The bill as passed was narrowed from an earlier version seeking to punish
doctors for public comments on these matters. Aside from its blatant violation
of the confidentiality of the doctor-patient relationship, this legislation is
hopelessly vague about what 'misinformation' is, leaving the definition up to
the arbitrary and partisan motivations of officials. It also ignores the fact
that patients already have sufficient malpractice recourse for actual harm done
to them by provably incompetent or willfully negligent medical practice.
The likely consequences of the proposed State interference in the doctor-patient
relationship will be:
1. The legislation will destroy trust in the medical profession.
2. Patients, uncertain whether doctors' advice is in patients' best interest, or
motivated by doctors' fear of punishment, will seek advice from unlicensed or
de-licensed sources.
3. The costs of malpractice insurance will spike upward, due to the arbitrary,
vague, and politically motivated distortion of the basis for malpractice claims
encoded in the legislation. The increased cost of malpractice insurance, already
a large part of doctors' expenses, will drive many doctors out of the practice
of medicine, reducing the supply of doctors. Fees for medical services provided
by remaining doctors will increase accordingly.

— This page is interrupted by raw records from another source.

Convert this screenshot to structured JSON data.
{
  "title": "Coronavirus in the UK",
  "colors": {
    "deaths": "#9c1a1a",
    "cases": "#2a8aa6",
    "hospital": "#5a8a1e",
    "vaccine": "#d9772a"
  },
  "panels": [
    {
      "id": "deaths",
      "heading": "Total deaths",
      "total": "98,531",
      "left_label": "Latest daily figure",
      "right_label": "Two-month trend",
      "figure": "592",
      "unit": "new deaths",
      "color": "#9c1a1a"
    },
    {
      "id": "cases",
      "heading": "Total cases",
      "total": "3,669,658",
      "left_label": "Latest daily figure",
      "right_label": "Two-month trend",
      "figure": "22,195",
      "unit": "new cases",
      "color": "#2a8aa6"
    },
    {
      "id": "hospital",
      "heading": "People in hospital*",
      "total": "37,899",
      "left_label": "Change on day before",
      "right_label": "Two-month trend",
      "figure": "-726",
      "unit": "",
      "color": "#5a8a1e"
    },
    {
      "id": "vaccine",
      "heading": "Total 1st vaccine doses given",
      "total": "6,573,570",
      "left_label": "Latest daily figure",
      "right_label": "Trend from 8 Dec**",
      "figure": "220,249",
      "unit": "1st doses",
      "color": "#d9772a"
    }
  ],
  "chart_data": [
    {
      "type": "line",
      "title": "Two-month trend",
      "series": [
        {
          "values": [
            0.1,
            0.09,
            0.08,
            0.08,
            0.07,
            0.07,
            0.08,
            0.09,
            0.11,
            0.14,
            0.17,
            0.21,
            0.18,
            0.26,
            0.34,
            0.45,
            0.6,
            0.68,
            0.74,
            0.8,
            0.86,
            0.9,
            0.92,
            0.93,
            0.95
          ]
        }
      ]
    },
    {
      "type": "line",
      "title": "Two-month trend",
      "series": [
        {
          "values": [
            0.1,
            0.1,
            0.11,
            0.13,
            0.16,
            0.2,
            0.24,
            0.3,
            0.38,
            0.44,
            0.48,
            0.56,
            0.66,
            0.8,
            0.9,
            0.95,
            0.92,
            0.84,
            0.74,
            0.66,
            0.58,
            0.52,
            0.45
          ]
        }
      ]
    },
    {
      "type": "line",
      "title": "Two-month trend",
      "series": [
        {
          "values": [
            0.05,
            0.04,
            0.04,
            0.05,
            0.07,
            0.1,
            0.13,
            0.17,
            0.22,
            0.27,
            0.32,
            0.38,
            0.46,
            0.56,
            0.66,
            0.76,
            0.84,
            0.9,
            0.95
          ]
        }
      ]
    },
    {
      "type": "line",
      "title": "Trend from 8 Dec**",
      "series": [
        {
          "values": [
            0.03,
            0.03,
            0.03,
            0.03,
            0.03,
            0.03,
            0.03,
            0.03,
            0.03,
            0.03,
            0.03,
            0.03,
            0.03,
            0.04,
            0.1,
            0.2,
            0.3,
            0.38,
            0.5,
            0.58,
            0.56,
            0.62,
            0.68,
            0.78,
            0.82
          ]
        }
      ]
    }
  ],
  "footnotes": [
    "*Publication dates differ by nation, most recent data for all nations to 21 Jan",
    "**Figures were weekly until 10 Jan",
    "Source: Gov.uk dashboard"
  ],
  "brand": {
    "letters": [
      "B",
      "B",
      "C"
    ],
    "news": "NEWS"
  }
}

4. There will be an exodus of doctors, even those not targeted for punishment,
from California to Florida, Texas, and other States that prohibit Medical Boards
from canceling licenses on the basis of arbitrary, unwarranted, or poorly
defined accusations. This will further reduce the supply of doctors to patients
in California.
5. Since unlicensed practitioners will be unable to write drug prescriptions,
drug consumption will decrease, and/or black market drugs will gain increased
market share.
6. The California legislation will advance further an already-existing division
of the medical profession into two groups, one that gives honest advice
regardless of career consequences and treats patients according to their
clinical experience of what works; another that is bound by fealty to drug
companies in league with regulators.
7. The health status of patients who become more self-sufficient in taking care
of their own health will improve, with reduced consumption of non-essential
drugs. Patients with chronic diseases, serious pre-existing conditions,
life-threatening injuries, and the like, will have no choice but to take their
chances with licensed practitioners who may be compromised by the threats or
actual sanctions enacted by the legislation.